In an online poll conducted by the Radio Times in 2010, with over 3,000 participants, Jo was voted the ninth most popular companion out of forty-eight options. Gavin Fuller of The Daily Telegraph listed Jo as the eighth best companion in Doctor Who history, describing her as a "perfect foil" and "insanely loyal". He additionally felt that she and the Third Doctor had "one of the warmest Doctor-companion pairings of the original series, as clearly seen in her leaving scene". In 2011, Mark Harrison of Den of Geek listed the character's exit as the third greatest companion farewell scene, stating it to be "the most emotional in Jon Pertwee's era" and "a bittersweet exit for one of the most popular companions." Will Salmon of SFX similarly listed Jo's departure as the fourth greatest farewell, noting how it was the first time the Doctor was "truly upset" since leaving Susan. Russell T. Davies believed that emotional moments such as Jo's departure were strongly defined in Doctor Who original 1963–89 run; being "so memorable [to fans] simply because they are the only tiny emotional moments in the entire output".

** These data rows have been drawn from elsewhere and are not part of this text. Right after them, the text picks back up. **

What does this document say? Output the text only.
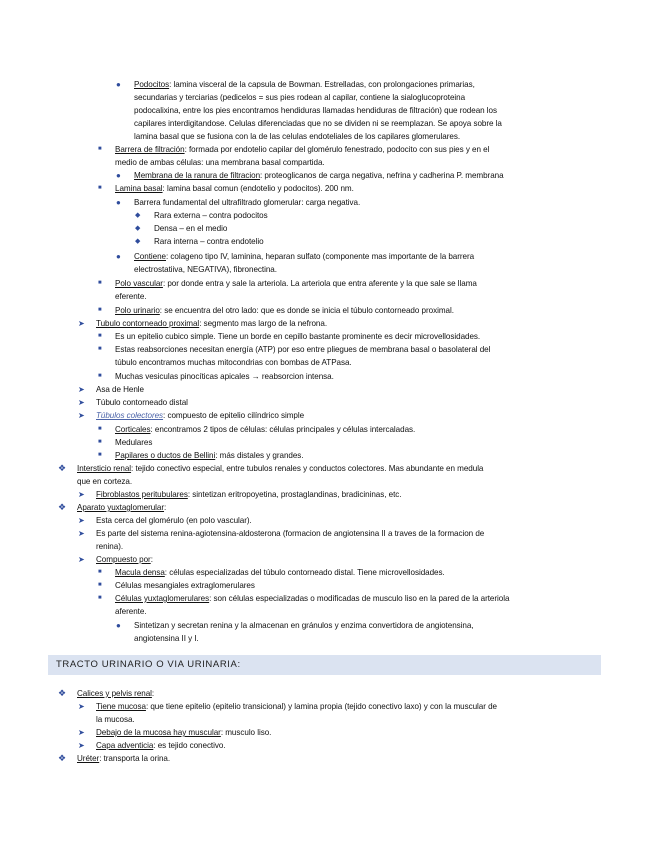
● Podocitos: lamina visceral de la capsula de Bowman. Estrelladas, con prolongaciones primarias,
secundarias y terciarias (pedicelos = sus pies rodean al capilar, contiene la sialoglucoproteina
podocalixina, entre los pies encontramos hendiduras llamadas hendiduras de filtración) que rodean los
capilares interdigitandose. Celulas diferenciadas que no se dividen ni se reemplazan. Se apoya sobre la
lamina basal que se fusiona con la de las celulas endoteliales de los capilares glomerulares.
■ Barrera de filtración: formada por endotelio capilar del glomérulo fenestrado, podocito con sus pies y en el
medio de ambas células: una membrana basal compartida.
● Membrana de la ranura de filtracion: proteoglicanos de carga negativa, nefrina y cadherina P. membrana
■ Lamina basal: lamina basal comun (endotelio y podocitos). 200 nm.
● Barrera fundamental del ultrafiltrado glomerular: carga negativa.
◆ Rara externa – contra podocitos
◆ Densa – en el medio
◆ Rara interna – contra endotelio
● Contiene: colageno tipo IV, laminina, heparan sulfato (componente mas importante de la barrera
electrostatiiva, NEGATIVA), fibronectina.
■ Polo vascular: por donde entra y sale la arteriola. La arteriola que entra aferente y la que sale se llama
eferente.
■ Polo urinario: se encuentra del otro lado: que es donde se inicia el túbulo contorneado proximal.
➤ Tubulo contorneado proximal: segmento mas largo de la nefrona.
■ Es un epitelio cubico simple. Tiene un borde en cepillo bastante prominente es decir microvellosidades.
■ Estas reabsorciones necesitan energía (ATP) por eso entre pliegues de membrana basal o basolateral del
túbulo encontramos muchas mitocondrias con bombas de ATPasa.
■ Muchas vesiculas pinocíticas apicales → reabsorcion intensa.
➤ Asa de Henle
➤ Túbulo contorneado distal
➤ Túbulos colectores: compuesto de epitelio cilíndrico simple
■ Corticales: encontramos 2 tipos de células: células principales y células intercaladas.
■ Medulares
■ Papilares o ductos de Bellini: más distales y grandes.
❖ Intersticio renal: tejido conectivo especial, entre tubulos renales y conductos colectores. Mas abundante en medula
que en corteza.
➤ Fibroblastos peritubulares: sintetizan eritropoyetina, prostaglandinas, bradicininas, etc.
❖ Aparato yuxtaglomerular:
➤ Esta cerca del glomérulo (en polo vascular).
➤ Es parte del sistema renina-agiotensina-aldosterona (formacion de angiotensina II a traves de la formacion de
renina).
➤ Compuesto por:
■ Macula densa: células especializadas del túbulo contorneado distal. Tiene microvellosidades.
■ Células mesangiales extraglomerulares
■ Células yuxtaglomerulares: son células especializadas o modificadas de musculo liso en la pared de la arteriola
aferente.
● Sintetizan y secretan renina y la almacenan en gránulos y enzima convertidora de angiotensina,
angiotensina II y I.
TRACTO URINARIO O VIA URINARIA:
❖ Calices y pelvis renal:
➤ Tiene mucosa: que tiene epitelio (epitelio transicional) y lamina propia (tejido conectivo laxo) y con la muscular de
la mucosa.
➤ Debajo de la mucosa hay muscular: musculo liso.
➤ Capa adventicia: es tejido conectivo.
❖ Uréter: transporta la orina.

Fraser McAlpine, reviewing Jo's appearances as companion for BBC America's Anglophenia blog felt to succeed as a foil to the "aloof" Third Doctor, having "the charm of nowadays on her side". He felt that Manning portrayed Jo's "mixed up innocence beautifully" and felt that her departure illustrated the Doctor's innate loneliness. The A.V. Clubs Christopher Bahn stated that Jo was "one of [his] favorites", but that, despite her "sweet and daffy charm", she was "a big step backwards" from her predecessor Liz Shaw in terms of pairing the Doctor with someone equal. Discussing Jo's return in The Sarah Jane Adventures serial Death of the Doctor, Ian Berriman of SFX magazine thought that "Davies nails the character the moment she walks through the door – clumsy, babbling, sweet-natured". He felt that "It's really good to have her back" and stated the interaction between Jo and Sarah Jane to be "a treat".